Overall I do agree with the article and think that recent developments have been worrying. Still, if the goal of the articles is to get independently-thinking individuals to think about working on AI Safety, I’d prefer less extremized arguments.
Thanks for writing this up. I just wanted to note, the OWID graph that appears while hovering over a hyperlink is neat! @JP Addison or whoever created that, cool work.

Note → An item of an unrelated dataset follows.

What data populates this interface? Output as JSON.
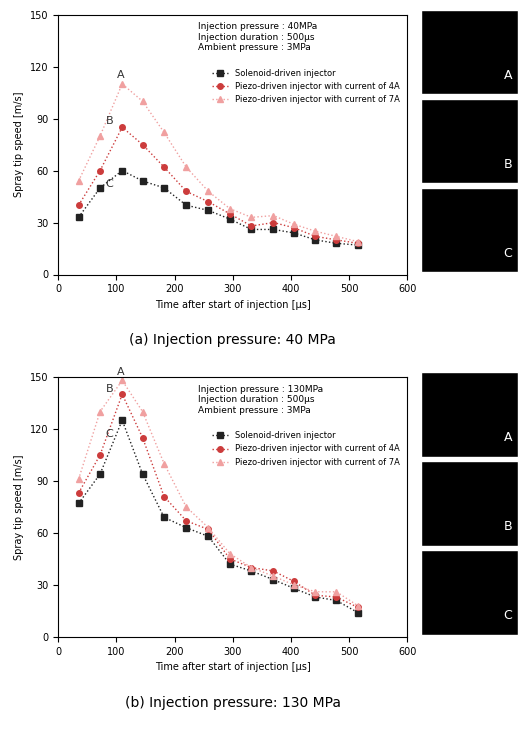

Flagging that I’m only about 1⁄3 in.
Regarding this paragraph:
″ An epistemically healthy community seems to be created by acquiring maximally-rational, intelligent, and knowledgeable individuals, with social considerations given second place. Unfortunately, the science does not bear this out. The quality of an epistemic community does not boil down to the de-biasing and training of individuals;[3] more important factors appear to be the community’s composition, its socio-economic structure, and its cultural norms.[4]”
When saying that the science doesn’t bear this out you go on to cite footnotes in your original article. If you want to make the case for this, it might be better to either i) point to very specific ways how the current qualities of EA lead to flawed conclusions, or ii) point to research that makes a similar claim.
Alright; I’ll do so later today!
One crux here might be what improved lives the most over the last three hundred years.
If you think economic growth has been the main driver of (human) well-being, then the mindset of people driving that growth is what the original post might have been hinting at. And I do agree with Richard that many of those people had something closer to master morality in their mind.